A young man who promiscuously heaps up his ideas, his inventions, his studies, die results of his reading, is bound to produce chaos; but also in this chaos there is a certain fecundity which belongs to the potency of his age.
To me happened that which has perhaps happened to no other author: I read again, after a lapse of thirty years, a manuscript which I had totally forgotten.
I had one danger to fear. In repassing the brush over the picture, I might wipe out the colours; a surer but less rapid hand ran the risk, while obliterating some incorrect features, of causing the liveliest touches of youth to disappear: it was necessary to preserve the independence and, so to speak, the passion of the composition; the foam must be left on the bit of the youthful courser. If in the Natchez there are things which I would hazard only in trembling to-day, there are also things which I would no longer write, especially René's letter in the second volume. It is in my first manner, and reproduces all René. I do not know that the Renés who followed in my steps can have said anything more nearly approaching folly.
The Natchez.
The Natchez opens with an invocation to the desert and to the star of the night, the supreme divinities of my youth:
"In the shade of the American forests I will sing airs of solitude such as mortal ears have not yet heard; I will relate your adversities, O Natchez, O nation of Louisiana, of whom naught save the memories remain! Should the misfortunes of an obscure dweller in the woods have less claim upon our tears than those of other men? And are the mausoleums of the kings in our temples more touching than the tomb of an Indian under his native oak?
"And thou, torch of meditation, star of the night, be for me the star of Pindus! Go before my steps across the unknown regions of the New World, to reveal to me by thy light the enchanting secrets of those deserts!"
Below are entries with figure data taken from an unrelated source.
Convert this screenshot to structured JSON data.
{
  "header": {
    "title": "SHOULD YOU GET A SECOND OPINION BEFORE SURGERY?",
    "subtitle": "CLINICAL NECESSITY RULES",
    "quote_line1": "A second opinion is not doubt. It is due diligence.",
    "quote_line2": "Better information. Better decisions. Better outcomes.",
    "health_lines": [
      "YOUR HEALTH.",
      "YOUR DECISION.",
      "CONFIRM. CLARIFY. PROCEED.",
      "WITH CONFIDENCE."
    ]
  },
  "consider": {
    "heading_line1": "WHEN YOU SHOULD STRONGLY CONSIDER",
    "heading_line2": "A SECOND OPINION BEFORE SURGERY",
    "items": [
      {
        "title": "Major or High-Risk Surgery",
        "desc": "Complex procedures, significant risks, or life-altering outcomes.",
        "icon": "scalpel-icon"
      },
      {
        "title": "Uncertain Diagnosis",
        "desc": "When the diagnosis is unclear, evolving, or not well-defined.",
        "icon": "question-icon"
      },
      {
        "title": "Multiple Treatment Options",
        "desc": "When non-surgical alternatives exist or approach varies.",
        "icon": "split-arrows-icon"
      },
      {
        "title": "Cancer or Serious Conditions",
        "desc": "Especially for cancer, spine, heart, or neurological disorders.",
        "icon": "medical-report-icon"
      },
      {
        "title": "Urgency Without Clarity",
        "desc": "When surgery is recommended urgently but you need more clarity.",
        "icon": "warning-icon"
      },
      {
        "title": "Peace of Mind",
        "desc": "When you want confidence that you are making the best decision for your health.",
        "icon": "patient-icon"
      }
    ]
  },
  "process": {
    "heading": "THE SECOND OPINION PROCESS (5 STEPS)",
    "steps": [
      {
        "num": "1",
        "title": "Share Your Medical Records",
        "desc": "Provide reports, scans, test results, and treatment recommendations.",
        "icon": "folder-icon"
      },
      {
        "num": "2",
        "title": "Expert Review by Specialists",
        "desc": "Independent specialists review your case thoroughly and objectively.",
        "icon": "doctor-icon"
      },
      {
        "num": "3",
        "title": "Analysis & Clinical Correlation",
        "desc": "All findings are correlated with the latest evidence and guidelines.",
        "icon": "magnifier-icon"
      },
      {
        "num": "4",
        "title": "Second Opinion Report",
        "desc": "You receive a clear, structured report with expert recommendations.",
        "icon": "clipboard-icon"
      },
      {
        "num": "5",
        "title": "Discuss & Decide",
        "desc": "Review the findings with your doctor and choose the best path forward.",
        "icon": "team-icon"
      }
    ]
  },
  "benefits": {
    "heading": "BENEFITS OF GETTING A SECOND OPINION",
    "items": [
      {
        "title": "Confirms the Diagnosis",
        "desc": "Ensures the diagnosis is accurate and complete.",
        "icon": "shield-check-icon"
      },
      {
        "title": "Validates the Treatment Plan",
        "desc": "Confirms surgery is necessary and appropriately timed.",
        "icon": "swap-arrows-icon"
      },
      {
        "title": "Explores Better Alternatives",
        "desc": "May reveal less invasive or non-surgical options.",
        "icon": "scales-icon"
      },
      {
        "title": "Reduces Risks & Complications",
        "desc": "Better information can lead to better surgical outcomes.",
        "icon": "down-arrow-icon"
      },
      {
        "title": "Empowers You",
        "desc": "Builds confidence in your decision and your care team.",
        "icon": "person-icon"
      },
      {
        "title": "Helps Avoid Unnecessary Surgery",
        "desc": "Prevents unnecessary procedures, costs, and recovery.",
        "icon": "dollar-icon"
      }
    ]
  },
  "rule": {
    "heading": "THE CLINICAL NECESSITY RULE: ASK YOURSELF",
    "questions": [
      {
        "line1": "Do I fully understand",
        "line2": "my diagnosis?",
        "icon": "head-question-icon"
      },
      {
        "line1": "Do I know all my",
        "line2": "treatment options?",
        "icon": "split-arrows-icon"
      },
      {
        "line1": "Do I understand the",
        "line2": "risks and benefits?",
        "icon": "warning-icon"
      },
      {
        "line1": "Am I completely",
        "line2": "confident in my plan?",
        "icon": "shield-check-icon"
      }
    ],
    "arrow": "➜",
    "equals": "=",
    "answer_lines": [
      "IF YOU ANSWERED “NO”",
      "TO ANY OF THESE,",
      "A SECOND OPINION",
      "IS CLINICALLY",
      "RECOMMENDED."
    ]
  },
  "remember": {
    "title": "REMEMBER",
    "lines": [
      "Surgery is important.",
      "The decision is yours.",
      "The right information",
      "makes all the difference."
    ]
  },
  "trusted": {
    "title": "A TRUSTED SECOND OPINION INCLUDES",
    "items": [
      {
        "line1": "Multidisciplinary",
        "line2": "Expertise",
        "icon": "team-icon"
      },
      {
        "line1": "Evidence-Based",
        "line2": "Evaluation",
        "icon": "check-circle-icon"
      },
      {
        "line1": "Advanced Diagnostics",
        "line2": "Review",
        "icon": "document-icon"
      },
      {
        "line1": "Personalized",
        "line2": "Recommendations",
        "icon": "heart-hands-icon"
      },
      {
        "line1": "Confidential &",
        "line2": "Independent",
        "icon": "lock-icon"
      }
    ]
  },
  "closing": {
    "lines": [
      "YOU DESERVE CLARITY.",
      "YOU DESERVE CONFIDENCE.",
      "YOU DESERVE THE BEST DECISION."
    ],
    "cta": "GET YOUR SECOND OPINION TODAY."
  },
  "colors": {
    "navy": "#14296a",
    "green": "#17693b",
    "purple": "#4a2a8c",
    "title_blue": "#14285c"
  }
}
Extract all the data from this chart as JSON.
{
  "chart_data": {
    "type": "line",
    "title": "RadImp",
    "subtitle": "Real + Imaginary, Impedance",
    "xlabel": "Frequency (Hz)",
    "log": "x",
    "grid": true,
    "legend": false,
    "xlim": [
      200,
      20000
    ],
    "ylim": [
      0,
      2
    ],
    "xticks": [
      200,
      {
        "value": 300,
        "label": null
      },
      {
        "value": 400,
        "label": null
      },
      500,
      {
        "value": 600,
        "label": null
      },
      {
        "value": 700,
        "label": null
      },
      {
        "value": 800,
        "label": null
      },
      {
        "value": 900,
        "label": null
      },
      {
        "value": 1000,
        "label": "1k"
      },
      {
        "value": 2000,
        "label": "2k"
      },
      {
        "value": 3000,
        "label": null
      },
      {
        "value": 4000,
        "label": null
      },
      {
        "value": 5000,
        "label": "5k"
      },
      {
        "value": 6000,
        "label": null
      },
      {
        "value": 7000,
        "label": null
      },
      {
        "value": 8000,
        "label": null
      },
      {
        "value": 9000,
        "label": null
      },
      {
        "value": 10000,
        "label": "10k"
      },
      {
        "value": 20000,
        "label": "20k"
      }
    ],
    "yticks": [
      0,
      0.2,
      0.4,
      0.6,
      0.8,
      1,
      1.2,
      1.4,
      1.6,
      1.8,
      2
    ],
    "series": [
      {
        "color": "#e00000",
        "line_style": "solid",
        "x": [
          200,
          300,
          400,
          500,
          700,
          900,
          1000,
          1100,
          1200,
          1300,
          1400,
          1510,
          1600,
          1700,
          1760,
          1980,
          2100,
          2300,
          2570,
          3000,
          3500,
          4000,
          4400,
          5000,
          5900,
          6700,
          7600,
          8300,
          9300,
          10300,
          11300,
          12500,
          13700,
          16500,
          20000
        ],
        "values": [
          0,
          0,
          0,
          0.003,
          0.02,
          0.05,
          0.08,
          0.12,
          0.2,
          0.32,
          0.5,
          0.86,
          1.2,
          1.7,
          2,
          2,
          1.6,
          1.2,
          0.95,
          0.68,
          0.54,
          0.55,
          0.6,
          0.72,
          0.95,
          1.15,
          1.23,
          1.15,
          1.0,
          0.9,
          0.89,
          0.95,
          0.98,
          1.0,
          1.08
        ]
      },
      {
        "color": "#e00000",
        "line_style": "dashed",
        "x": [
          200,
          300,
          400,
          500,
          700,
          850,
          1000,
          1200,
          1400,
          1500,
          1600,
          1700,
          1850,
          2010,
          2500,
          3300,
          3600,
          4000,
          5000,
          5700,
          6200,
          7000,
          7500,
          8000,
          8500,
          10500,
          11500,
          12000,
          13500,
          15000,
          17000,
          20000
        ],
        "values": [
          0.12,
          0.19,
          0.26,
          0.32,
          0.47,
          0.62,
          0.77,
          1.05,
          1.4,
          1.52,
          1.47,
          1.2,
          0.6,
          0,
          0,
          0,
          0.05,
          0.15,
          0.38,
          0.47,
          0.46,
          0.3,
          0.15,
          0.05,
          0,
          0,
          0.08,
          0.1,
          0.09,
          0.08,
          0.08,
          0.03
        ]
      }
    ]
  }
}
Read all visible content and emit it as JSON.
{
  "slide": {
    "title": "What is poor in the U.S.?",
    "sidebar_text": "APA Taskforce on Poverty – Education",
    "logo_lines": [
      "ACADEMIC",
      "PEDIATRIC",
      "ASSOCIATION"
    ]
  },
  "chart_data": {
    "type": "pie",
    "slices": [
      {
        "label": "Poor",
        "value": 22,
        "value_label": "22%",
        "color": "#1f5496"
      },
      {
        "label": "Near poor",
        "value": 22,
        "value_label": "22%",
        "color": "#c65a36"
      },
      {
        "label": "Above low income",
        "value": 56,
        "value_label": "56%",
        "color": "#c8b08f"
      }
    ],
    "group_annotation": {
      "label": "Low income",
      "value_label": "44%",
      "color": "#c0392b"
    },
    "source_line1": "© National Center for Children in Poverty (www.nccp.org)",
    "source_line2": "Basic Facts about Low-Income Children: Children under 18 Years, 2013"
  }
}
My two natures lie mingled in this singular work, particularly in the primitive original. In it are found political incidents and romantic intrigues; but, across the narrative, there is heard, throughout, a voice that sings and that seems to come from an unknown region.
*
From 1812 to 1814, but two years are wanting to end the Empire[85], and those two years, of which we have seen something by anticipation, were employed by me in researches into French history, and in the writing of some books of these Memoirs; but I did not print anything more. My life of poetry and erudition was really closed by the publication of my three great works, the Génie du Christianisme, the Martyrs and the Itinéraire. My political writings began with the Restoration; with those writings also began my active political existence. Here, therefore, ends my literary career properly so-called; carried away by the flood of years, I had omitted it; not until this year, 1839, have I recalled the bygone times of 1800 to 1814.
This literary career, as you have been free to convince yourselves, was no less disturbed than my career as a traveller and a soldier; there were also labours, encounters, and blood in the arena; all was not Muses and Castalian spring. My political career was even stormier.